O SORTEIO DA TELEVISÃO
            O Romeu (o Buldogue) compunha comigo (o Grazziotin) mais o Hélio (o Azeitona) e o Ranyr (o Grilo) os “Quatro Cavaleiros do Pátio”, técnicos industriais que chefiávamos as seções da manutenção na década de oitenta (Veículos, Preventiva, Mecânica e Elétrica, respectivamente). Trabalhamos na mesma sala por mais de uma década em perfeita harmonia, eles foram meus mestres e ajudaram a formatar o órfão de pai que eu era na pessoa humanizada que me tornei. O Romeu, com toda a sua aplicação e excelência profissional, apesar de ter cara de sisudo, era um baita gozador, adorava empulhar aos desavisados. Certa época tinha um estagiário de engenharia mecânica, um guri de origem italiana do tipo que busca levar vantagem em tudo, o Moretti, que no fundo era um baita de um ingênuo e filhinho de mamãe. Acontece que no refeitório da Manutenção havia uma televisão que já estava velha e dando defeitos. Como era da cultura da Divisão, foi feita uma “vaquinha” de contribuições entre os funcionários e foi adquirido um novo aparelho. Ao ver chegar a caixa com a nova televisão, em pleno mês de dezembro, o Moretti quis saber para quem era o receptor. Com a rapidez e perspicácia que era própria do Romeu, ele inventou que a TV era para ser sorteada na festa de natal da DVM. Logo entrou todo mundo na onda, alimentando a expectativa do estagiário “olho grande”. Não deu outra, no churrasco natalino em que tradicionalmente, como locutor ao estilo Sílvio Santos era eu que promovia os sorteios dos prêmios. Cabe registrar que os comes e bebes da festa e os prêmios eram adquiridos com o fundo recolhido durante o ano inteiro de cada participante, cobrado mensalmente pelo falecido Alonço, o Camundongo.
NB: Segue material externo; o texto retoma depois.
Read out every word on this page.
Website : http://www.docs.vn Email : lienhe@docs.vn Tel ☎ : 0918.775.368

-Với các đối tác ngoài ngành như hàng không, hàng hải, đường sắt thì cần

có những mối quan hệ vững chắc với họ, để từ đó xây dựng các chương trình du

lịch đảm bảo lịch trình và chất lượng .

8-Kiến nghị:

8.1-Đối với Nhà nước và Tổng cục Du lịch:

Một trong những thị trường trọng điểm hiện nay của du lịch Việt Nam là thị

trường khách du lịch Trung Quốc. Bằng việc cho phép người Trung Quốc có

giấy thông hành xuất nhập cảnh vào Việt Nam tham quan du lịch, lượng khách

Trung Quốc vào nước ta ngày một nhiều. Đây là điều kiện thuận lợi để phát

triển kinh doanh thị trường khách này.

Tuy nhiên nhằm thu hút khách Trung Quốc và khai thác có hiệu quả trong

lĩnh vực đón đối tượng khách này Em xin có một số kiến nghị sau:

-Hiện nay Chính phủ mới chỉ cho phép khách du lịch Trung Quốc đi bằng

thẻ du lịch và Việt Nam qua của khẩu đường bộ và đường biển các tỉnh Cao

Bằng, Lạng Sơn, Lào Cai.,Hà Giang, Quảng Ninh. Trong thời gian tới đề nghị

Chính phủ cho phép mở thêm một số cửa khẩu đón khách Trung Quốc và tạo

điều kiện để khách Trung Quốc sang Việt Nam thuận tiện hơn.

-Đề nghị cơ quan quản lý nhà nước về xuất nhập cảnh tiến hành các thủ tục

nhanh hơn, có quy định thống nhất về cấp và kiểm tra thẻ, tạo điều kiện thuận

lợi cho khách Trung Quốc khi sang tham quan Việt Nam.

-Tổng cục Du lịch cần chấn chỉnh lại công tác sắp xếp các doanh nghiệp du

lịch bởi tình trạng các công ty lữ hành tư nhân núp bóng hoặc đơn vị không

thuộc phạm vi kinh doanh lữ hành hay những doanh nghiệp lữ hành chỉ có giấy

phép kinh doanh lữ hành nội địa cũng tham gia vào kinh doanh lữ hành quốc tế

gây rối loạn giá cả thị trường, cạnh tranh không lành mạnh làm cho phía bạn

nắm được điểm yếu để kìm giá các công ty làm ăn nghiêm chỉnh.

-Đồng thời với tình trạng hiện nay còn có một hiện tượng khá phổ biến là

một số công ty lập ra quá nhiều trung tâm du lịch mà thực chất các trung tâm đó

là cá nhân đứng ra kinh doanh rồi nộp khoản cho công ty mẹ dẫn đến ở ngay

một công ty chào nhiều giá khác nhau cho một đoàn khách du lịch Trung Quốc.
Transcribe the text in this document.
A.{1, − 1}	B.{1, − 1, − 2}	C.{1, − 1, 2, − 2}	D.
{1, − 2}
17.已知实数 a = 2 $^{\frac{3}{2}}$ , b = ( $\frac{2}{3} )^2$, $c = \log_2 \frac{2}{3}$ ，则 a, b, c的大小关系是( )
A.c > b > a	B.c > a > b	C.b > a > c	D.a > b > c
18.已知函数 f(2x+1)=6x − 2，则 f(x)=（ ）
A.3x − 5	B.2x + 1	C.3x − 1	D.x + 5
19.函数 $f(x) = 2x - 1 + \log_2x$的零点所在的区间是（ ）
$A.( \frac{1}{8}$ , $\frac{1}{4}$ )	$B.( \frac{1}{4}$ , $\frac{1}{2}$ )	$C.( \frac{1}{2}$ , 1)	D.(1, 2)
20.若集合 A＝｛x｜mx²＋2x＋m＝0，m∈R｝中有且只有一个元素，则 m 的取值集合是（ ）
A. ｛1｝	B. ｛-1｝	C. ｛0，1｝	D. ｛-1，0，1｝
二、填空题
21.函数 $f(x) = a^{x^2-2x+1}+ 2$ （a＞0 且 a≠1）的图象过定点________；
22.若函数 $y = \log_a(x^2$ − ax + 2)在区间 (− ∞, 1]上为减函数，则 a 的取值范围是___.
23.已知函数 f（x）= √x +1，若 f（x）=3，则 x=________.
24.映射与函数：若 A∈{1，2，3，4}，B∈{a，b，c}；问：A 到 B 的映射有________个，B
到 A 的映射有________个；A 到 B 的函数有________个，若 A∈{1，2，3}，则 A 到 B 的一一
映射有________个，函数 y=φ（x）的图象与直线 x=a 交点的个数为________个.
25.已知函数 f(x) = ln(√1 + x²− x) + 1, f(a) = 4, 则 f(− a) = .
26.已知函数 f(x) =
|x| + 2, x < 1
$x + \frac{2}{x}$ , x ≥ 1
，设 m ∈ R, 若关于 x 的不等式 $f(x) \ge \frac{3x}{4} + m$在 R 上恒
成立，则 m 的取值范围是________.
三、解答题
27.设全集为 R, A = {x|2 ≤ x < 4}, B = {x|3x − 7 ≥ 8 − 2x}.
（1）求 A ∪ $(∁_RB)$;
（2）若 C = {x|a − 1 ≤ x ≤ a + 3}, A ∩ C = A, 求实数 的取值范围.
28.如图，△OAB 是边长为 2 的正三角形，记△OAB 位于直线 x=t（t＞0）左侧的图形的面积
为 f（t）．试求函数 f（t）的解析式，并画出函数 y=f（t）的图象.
         A propósito de apelidos, tem os vulgos oficiais, que são ditos diretamente para o dito cujo; mas têm aqueles que são apenas sugeridos ou falados pelas costas.  O Camundongo era chamado diretamente de Miau (sugerindo o Camundongo), e o Buldogue  era referido sorrateiramente por medo que o Romeu, com suas bochechas de buldogue, ficasse brabo e mordesse. Mas era só cara de brabo, o Romeu Flávio Danilo Garcia (nome múltiplo como o próprio cara, mas não necessariamente nesta ordem) era um amigão e um gênio em mecânica, mente brilhante que tristemente a doença de Parkinson fez ele se aposentar muito, muito, muito precocemente!   Então, voltando ao sorteio natalino, o último e mais importante presente sorteado na noite foi a dita televisão e o felizardo ganhador, é claro, foi o estagiário Moretti. Que felicidade de criança dele ao receber o presente que tanto almejava!...Não lembro se deixamos ele levar para casa e descobrir sozinho que dentro da caixa estava a velha e sucateada TV valvulada, ou se o poupamos desse vexame familiar com a sua mamãe...
- Valeu Romeu, Hélio e Ranyr pelos muitos mates e causos exemplares!